Nope. It just had to be those crass GIs again who got the job done. (If "blood for oil" is a slogan that captures your imagination, consider the purposes for which American blood was put at risk in our Balkan venture.)

And while Mr. Clinton rearranged several tons of sand with a couple of $10,000,000 cruise missiles directed at Osama and his camel troopers, Mr. Bush has, with courage and common sense, focused in the real problem in Iraq, leaving it to Al Jazeera and Harvard to deal with the split infinitives.

The real problem is that we stand today where we stood in 1920 in Russia, 1949 in China, 1979 in Iran, and 1991 in Iraq – within spitting distance of permanently dealing with various certifiables who went on from military and political weakness to cause suffering and death on a scale impossible to predict and difficult even now in hindsight to grasp. We owe it to the 100,000.000 innocents who were fed to the toves and Bandersnatches to implement what we should have learned about not applying the horsewhip in a vigorous and timely fashion.

The Left is wont to decry the fall of every sparrow (when it suits them to indulge in that skewed compassion that is their hallmark -- "Welfare for the poor but poverty courtesy us guys.").

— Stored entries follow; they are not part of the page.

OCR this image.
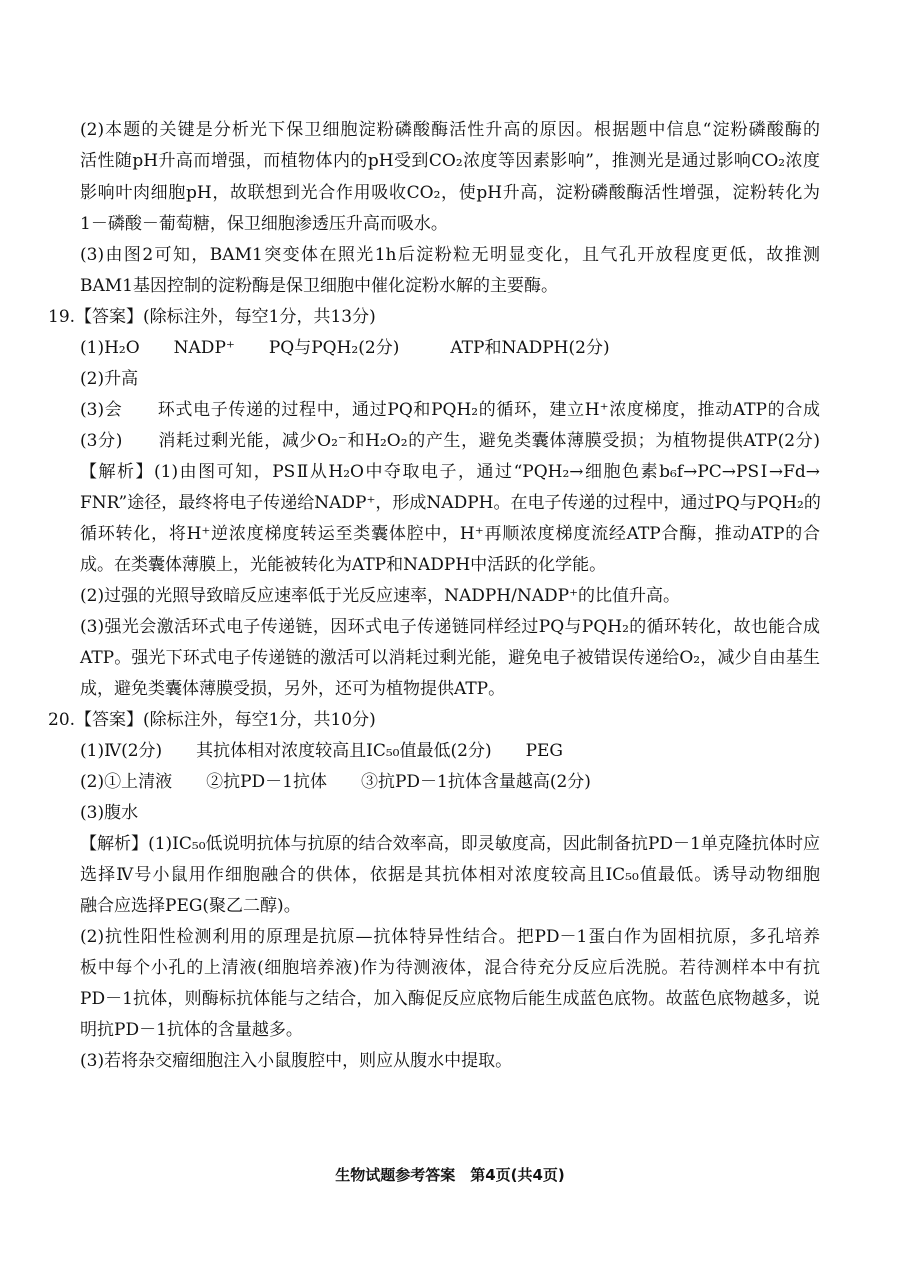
(2)本题的关键是分析光下保卫细胞淀粉磷酸酶活性升高的原因。根据题中信息“淀粉磷酸酶的
活性随pH升高而增强，而植物体内的pH受到CO₂浓度等因素影响”，推测光是通过影响CO₂浓度
影响叶肉细胞pH，故联想到光合作用吸收CO₂，使pH升高，淀粉磷酸酶活性增强，淀粉转化为
1－磷酸－葡萄糖，保卫细胞渗透压升高而吸水。
(3)由图2可知，BAM1突变体在照光1h后淀粉粒无明显变化，且气孔开放程度更低，故推测
BAM1基因控制的淀粉酶是保卫细胞中催化淀粉水解的主要酶。
19.【答案】(除标注外，每空1分，共13分)
(1)H₂O　　NADP⁺　　PQ与PQH₂(2分)　　　ATP和NADPH(2分)
(2)升高
(3)会　　环式电子传递的过程中，通过PQ和PQH₂的循环，建立H⁺浓度梯度，推动ATP的合成
(3分)　　消耗过剩光能，减少O₂⁻和H₂O₂的产生，避免类囊体薄膜受损；为植物提供ATP(2分)
【解析】(1)由图可知，PSⅡ从H₂O中夺取电子，通过“PQH₂→细胞色素b₆f→PC→PSⅠ→Fd→
FNR”途径，最终将电子传递给NADP⁺，形成NADPH。在电子传递的过程中，通过PQ与PQH₂的
循环转化，将H⁺逆浓度梯度转运至类囊体腔中，H⁺再顺浓度梯度流经ATP合酶，推动ATP的合
成。在类囊体薄膜上，光能被转化为ATP和NADPH中活跃的化学能。
(2)过强的光照导致暗反应速率低于光反应速率，NADPH/NADP⁺的比值升高。
(3)强光会激活环式电子传递链，因环式电子传递链同样经过PQ与PQH₂的循环转化，故也能合成
ATP。强光下环式电子传递链的激活可以消耗过剩光能，避免电子被错误传递给O₂，减少自由基生
成，避免类囊体薄膜受损，另外，还可为植物提供ATP。
20.【答案】(除标注外，每空1分，共10分)
(1)Ⅳ(2分)　　其抗体相对浓度较高且IC₅₀值最低(2分)　　PEG
(2)①上清液　　②抗PD－1抗体　　③抗PD－1抗体含量越高(2分)
(3)腹水
【解析】(1)IC₅₀低说明抗体与抗原的结合效率高，即灵敏度高，因此制备抗PD－1单克隆抗体时应
选择Ⅳ号小鼠用作细胞融合的供体，依据是其抗体相对浓度较高且IC₅₀值最低。诱导动物细胞
融合应选择PEG(聚乙二醇)。
(2)抗性阳性检测利用的原理是抗原—抗体特异性结合。把PD－1蛋白作为固相抗原，多孔培养
板中每个小孔的上清液(细胞培养液)作为待测液体，混合待充分反应后洗脱。若待测样本中有抗
PD－1抗体，则酶标抗体能与之结合，加入酶促反应底物后能生成蓝色底物。故蓝色底物越多，说
明抗PD－1抗体的含量越多。
(3)若将杂交瘤细胞注入小鼠腹腔中，则应从腹水中提取。
生物试题参考答案　第4页(共4页)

No family ever wants its offspring to be the ones to fall, but the choice is not that none shall fall if only a humane, non-ethnocentric, inclusive, esteem-building policy can be implemented. The choice is between a smaller loss of some now versus the loss of millions and civilization itself later.

Perhaps WWI was the last war of the modern age where it probably didn't matter that much if any side had prevailed. There was civilization on all sides. Since then, it made a very big difference who prevailed and for the Islamicists to prevail the world would be plunged back into a barbarism and a degree of ignorance made more detestable for its inability to know the true meaning of ignorance.

No soldier wants to be part of a force expended to achieve a greater strategic goal. But all soldiers must pray for generals who will do what it has been historically proven necessary to do to achieve a decisive victory.

We are at a time when we must lift up such men.